The results in Figure 9, demonstrate that the inclusion of noisy labels can impede sample efficiency. However, with enough samples, the model ultimately achieves full accuracy. This suggests that while the model is capable of leveraging the information contained in the intermediate steps, it can also gradually learn how to perform addition while disregarding the presence of noisy intermediate steps.
Figure 9: Comparison of training with simplified scratchpad formatting using correct A and C information with formatting using random A/C and their effect on sample efficiency and accuracy. Results show that noisy labels degrade sample efficiency, but with sufficient training data, the model eventually reaches full accuracy.
Figure 15: Performance of 3−digit subtraction, 2−digit multiplication, 4−digit precision sine and square root with varying data formats. As with addition, reverse always produces improved sample complexity and performance for all operations. For sine and square root, scratchpad formatting provides limited improvement. This discrepancy can be attributed to the complexity of the intermediate steps involved in the detailed scratchpad.
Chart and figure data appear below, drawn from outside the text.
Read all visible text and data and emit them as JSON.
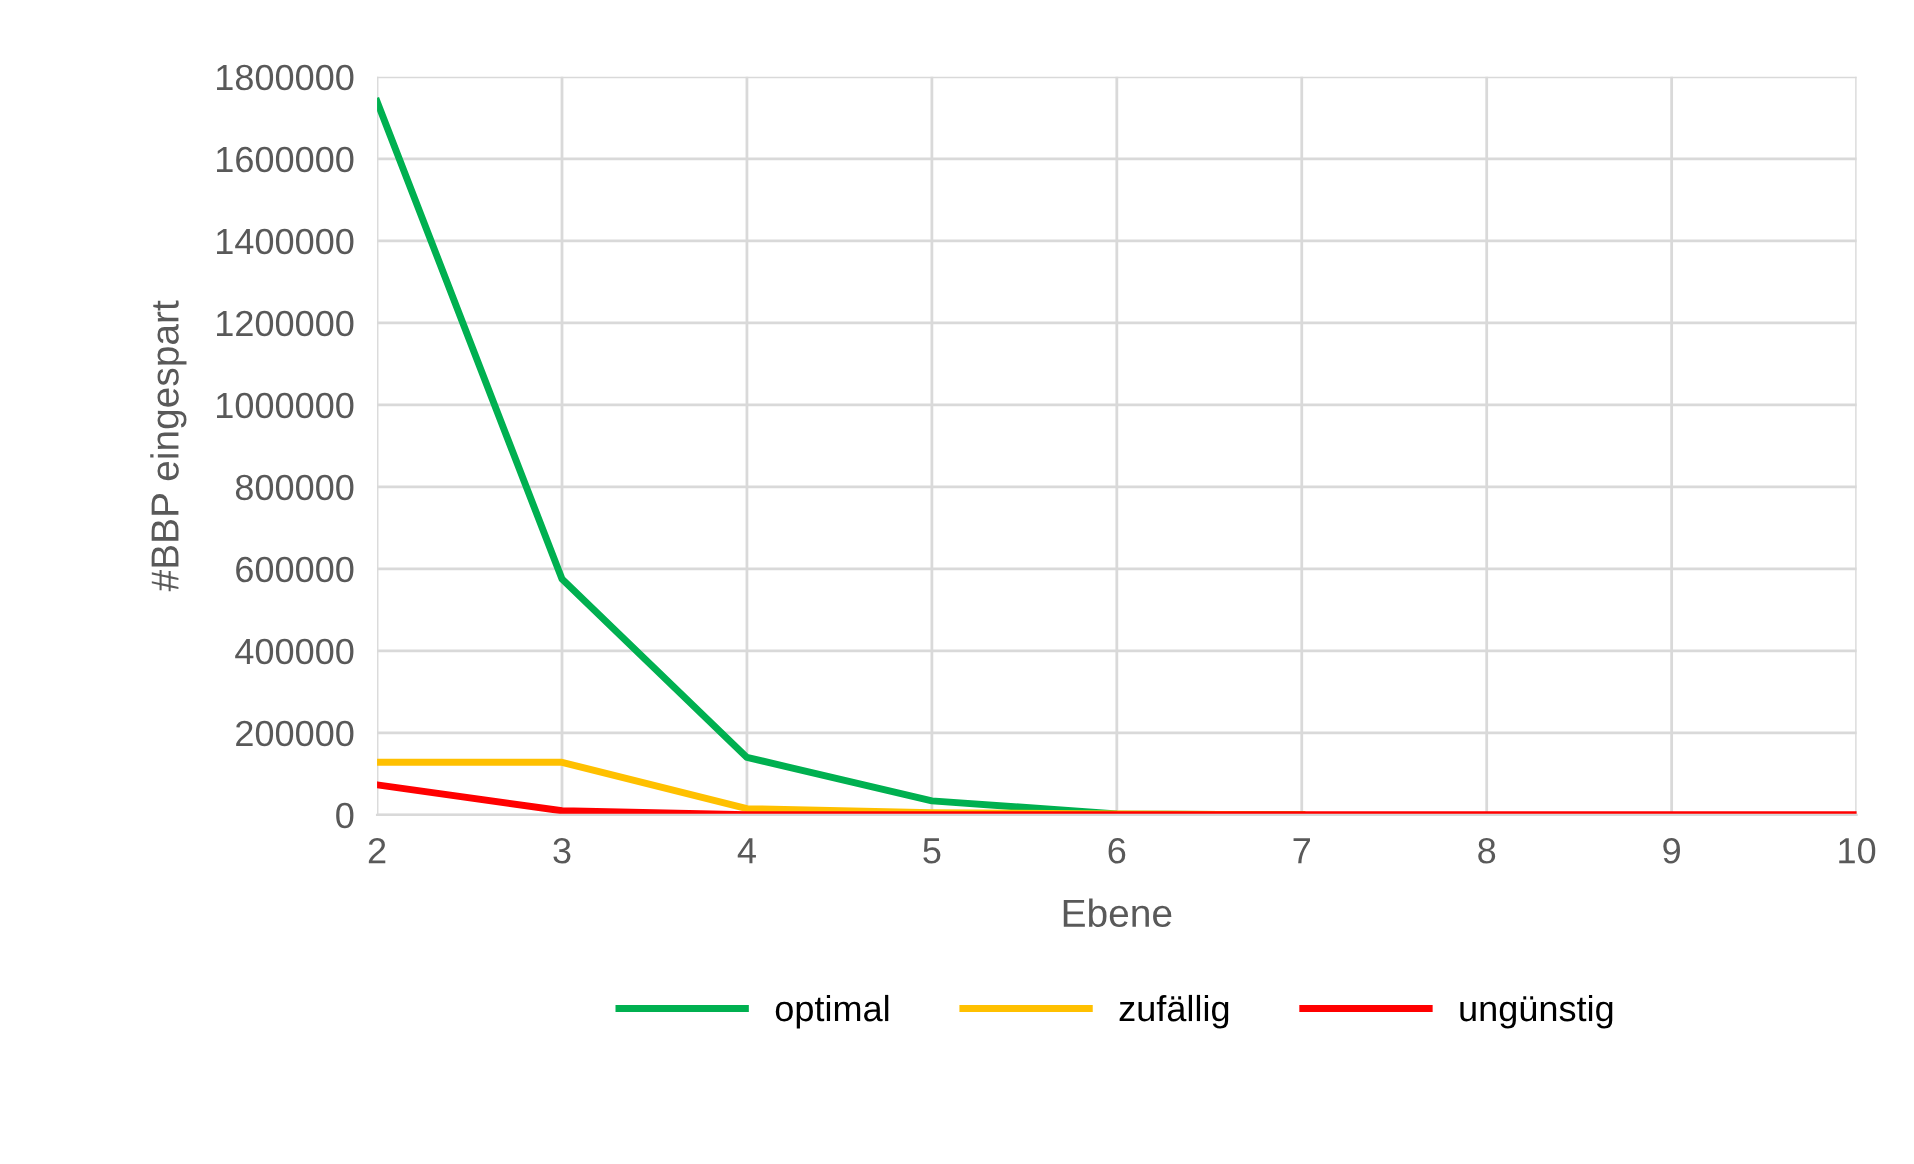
{
  "chart_data": {
    "type": "line",
    "xlabel": "Ebene",
    "ylabel": "#BBP eingespart",
    "x": [
      2,
      3,
      4,
      5,
      6,
      7,
      8,
      9,
      10
    ],
    "series": [
      {
        "name": "optimal",
        "color": "#00b050",
        "values": [
          1740000,
          575000,
          140000,
          34000,
          2000,
          0,
          null,
          null,
          null
        ]
      },
      {
        "name": "zufällig",
        "color": "#ffc000",
        "values": [
          128000,
          128000,
          15000,
          5000,
          2000,
          0,
          null,
          null,
          null
        ]
      },
      {
        "name": "ungünstig",
        "color": "#ff0000",
        "values": [
          73000,
          10000,
          0,
          0,
          0,
          0,
          0,
          0,
          0
        ]
      }
    ],
    "xlim": [
      2,
      10
    ],
    "xticks": [
      2,
      3,
      4,
      5,
      6,
      7,
      8,
      9,
      10
    ],
    "ylim": [
      0,
      1800000
    ],
    "yticks": [
      0,
      200000,
      400000,
      600000,
      800000,
      1000000,
      1200000,
      1400000,
      1600000,
      1800000
    ],
    "grid": true,
    "legend": "bottom",
    "marker": "none",
    "line_style": "solid"
  }
}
…The results presented in Table 3 reveal intriguing findings. We observe that the reverse format consistently outputs a result that deviates by no more than 1 from the true answer, regardless of whether the preceding outputs O3O2 are subjected to random or precise perturbation. This consistency can be explained by Lemma 2, indicating that the reverse format only requires learning a straightforward function of digit-wise addition for each corresponding position, along with the carry-on (0 or 1). Therefore, even with noise in the preceding tokens, the model accurately performs digit-wise addition, albeit with occasional carry-on prediction errors. With an exact accuracy of 81.26% even in the presence of random perturbation, the reverse format demonstrates the model’s ability to rely less on the preceding output tokens, indicating a robust learned output mapping.
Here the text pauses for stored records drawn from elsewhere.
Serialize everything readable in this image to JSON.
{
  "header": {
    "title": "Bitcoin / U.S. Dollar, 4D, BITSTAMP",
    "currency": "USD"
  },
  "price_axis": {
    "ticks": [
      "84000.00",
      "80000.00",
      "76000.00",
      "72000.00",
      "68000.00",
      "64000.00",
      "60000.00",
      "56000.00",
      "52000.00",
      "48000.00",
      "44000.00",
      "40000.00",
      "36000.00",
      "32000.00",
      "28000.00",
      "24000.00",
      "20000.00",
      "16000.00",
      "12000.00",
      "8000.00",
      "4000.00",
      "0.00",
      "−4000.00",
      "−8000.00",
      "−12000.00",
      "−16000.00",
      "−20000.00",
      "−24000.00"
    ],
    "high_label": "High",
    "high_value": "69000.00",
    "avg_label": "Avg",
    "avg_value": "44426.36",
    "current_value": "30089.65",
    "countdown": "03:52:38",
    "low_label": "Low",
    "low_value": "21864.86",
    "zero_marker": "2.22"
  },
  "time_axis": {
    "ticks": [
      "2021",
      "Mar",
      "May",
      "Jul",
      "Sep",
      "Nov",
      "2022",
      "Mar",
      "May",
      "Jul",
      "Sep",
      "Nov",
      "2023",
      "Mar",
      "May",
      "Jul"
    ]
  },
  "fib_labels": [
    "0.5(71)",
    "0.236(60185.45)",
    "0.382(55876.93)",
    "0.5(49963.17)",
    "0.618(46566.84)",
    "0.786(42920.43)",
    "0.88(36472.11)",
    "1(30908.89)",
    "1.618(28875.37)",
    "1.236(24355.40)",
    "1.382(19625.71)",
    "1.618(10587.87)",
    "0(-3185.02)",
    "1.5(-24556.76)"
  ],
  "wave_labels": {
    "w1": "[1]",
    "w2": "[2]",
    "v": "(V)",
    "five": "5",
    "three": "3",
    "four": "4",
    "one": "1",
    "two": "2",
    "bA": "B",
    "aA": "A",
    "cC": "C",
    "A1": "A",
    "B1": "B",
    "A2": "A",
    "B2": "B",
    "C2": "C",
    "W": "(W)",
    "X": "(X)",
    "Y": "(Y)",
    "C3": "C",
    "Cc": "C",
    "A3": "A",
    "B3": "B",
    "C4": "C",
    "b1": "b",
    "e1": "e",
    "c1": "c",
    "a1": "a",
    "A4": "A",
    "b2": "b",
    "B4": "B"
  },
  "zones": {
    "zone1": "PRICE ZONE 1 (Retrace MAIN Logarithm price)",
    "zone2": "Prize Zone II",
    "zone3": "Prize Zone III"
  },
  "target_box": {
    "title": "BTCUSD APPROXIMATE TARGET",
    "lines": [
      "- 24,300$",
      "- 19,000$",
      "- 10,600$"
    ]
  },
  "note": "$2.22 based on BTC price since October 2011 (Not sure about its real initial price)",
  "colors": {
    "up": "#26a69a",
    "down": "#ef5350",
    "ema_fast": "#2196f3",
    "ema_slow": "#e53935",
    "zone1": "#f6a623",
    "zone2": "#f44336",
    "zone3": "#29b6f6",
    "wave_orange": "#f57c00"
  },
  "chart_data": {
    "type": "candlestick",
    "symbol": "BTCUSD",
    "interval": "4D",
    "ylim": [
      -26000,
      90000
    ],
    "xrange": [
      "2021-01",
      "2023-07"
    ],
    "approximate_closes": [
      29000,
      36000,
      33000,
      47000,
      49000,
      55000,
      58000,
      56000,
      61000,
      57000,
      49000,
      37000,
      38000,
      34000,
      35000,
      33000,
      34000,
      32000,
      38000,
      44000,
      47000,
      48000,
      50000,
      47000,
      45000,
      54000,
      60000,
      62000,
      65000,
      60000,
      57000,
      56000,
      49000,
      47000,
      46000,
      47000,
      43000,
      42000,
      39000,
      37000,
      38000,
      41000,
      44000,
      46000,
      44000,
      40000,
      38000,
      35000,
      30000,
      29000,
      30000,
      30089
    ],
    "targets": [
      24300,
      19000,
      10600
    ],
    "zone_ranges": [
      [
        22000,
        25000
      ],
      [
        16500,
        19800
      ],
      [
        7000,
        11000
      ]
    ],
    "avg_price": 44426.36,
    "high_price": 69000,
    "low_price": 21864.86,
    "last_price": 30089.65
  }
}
…Going from character-level tokenization to BPE: …Figure 20 shows that GPT-2 demonstrates high performance in addition tasks with both character-level tokenization and Tiktoken with spaces between digits. This aligns with the results by Wallaceet al2019, suggesting that character-level tokenization exhibits stronger numeracy capabilities compared to a word or sub-word methods. Furthermore, comparing the models trained from scratch and the models trained from the pretrained model, we observe that fine-tuning a pretrained model results in better performance compared to training a model from scratch.
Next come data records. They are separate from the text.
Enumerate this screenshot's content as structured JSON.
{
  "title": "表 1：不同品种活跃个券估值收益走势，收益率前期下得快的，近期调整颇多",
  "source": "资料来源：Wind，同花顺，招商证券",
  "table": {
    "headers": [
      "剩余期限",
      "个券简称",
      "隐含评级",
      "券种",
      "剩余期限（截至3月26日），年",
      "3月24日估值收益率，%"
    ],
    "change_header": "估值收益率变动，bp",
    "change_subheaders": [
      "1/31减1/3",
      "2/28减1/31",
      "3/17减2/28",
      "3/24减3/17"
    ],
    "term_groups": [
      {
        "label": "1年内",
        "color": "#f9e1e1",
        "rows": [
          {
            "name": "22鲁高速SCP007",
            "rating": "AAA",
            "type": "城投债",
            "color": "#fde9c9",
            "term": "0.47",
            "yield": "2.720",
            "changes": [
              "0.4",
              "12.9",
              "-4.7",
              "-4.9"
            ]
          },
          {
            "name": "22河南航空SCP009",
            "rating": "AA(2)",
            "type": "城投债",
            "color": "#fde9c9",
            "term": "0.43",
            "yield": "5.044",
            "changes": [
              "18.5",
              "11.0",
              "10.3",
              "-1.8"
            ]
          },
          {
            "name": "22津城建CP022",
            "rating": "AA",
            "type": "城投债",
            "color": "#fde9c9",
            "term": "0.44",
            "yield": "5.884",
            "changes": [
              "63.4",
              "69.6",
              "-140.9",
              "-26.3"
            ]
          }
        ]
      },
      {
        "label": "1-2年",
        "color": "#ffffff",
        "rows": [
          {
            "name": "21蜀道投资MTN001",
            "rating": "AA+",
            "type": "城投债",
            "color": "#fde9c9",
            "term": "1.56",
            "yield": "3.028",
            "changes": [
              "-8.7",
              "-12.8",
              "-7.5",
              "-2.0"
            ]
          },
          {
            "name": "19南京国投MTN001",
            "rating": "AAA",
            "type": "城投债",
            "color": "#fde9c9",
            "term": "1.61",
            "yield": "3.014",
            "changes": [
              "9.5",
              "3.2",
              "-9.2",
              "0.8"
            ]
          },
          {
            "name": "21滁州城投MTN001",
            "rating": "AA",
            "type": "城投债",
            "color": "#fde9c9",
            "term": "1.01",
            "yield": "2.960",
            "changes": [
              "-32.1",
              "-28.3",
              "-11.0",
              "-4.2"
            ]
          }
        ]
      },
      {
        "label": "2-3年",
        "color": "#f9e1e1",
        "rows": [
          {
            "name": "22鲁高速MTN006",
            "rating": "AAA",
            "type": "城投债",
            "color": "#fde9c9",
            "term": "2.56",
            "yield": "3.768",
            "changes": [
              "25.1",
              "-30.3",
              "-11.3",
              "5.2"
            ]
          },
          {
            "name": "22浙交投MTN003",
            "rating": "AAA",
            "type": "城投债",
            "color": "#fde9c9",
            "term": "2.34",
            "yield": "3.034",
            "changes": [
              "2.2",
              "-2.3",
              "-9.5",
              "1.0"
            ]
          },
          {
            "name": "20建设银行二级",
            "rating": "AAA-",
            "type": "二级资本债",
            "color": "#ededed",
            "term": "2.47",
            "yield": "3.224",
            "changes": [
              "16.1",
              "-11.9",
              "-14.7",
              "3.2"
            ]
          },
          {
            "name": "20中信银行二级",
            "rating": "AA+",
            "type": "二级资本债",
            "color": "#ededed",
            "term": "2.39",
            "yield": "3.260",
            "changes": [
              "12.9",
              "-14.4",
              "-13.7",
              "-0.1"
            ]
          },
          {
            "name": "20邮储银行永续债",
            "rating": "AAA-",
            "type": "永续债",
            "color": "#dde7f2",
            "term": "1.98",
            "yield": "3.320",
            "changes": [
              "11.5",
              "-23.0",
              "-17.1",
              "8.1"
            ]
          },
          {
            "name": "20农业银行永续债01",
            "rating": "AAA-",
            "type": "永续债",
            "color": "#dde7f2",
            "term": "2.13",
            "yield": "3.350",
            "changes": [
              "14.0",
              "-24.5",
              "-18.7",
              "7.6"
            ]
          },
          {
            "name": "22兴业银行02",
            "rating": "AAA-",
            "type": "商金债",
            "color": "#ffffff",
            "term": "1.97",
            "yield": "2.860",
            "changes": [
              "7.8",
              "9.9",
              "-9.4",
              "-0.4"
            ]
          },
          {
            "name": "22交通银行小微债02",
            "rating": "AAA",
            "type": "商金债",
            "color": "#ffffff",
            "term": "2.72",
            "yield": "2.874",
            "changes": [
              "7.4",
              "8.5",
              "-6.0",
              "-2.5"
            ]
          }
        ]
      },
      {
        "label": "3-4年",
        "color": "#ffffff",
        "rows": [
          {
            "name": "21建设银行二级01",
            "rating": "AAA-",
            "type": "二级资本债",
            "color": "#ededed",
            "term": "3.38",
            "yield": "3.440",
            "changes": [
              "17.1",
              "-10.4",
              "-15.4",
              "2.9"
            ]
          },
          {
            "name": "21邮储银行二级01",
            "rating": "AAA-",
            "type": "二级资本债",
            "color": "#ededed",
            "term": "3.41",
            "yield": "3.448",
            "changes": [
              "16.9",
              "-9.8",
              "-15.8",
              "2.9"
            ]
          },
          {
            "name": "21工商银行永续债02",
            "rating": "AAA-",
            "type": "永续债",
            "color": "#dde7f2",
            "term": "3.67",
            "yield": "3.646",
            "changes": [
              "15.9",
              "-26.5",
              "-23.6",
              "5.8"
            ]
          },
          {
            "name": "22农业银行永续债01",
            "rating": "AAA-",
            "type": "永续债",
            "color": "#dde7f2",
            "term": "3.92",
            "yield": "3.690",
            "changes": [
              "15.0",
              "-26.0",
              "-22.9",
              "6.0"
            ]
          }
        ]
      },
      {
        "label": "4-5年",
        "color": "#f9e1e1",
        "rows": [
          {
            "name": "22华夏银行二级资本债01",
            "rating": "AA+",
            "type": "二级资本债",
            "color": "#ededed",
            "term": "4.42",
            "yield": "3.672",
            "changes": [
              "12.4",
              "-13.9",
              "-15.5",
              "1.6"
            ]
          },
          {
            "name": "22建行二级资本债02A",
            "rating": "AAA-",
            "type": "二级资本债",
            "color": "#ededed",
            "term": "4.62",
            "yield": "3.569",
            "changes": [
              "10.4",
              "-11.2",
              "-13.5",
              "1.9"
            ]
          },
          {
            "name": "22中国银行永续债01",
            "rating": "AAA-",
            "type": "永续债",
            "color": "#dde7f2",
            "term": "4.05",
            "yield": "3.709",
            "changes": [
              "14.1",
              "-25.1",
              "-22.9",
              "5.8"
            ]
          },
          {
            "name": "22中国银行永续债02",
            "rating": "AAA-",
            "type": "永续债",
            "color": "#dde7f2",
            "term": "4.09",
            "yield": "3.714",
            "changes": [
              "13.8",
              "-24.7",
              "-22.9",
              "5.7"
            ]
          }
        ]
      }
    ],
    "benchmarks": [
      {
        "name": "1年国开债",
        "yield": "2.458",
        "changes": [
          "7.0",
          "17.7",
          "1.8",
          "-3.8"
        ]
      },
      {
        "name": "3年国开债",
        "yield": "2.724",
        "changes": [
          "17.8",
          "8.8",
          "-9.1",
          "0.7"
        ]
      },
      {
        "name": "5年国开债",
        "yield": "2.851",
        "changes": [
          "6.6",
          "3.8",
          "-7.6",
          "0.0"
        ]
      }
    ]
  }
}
Figure 20: Performance of various configurations of the GPT-2 model on the addition task. We compare the effects of tokenization methods, specifically character-level tokenization versus Tiktoken (OpenAI’s BPE tokenizer), training initialization (training from scratch versus training from a pretrained GPT-2 model), and the inclusion or exclusion of spaces between numbers. The results highlight the importance of using pretrained models and incorporating spaces for consistent tokenization of numbers when training a model for arithmetic tasks.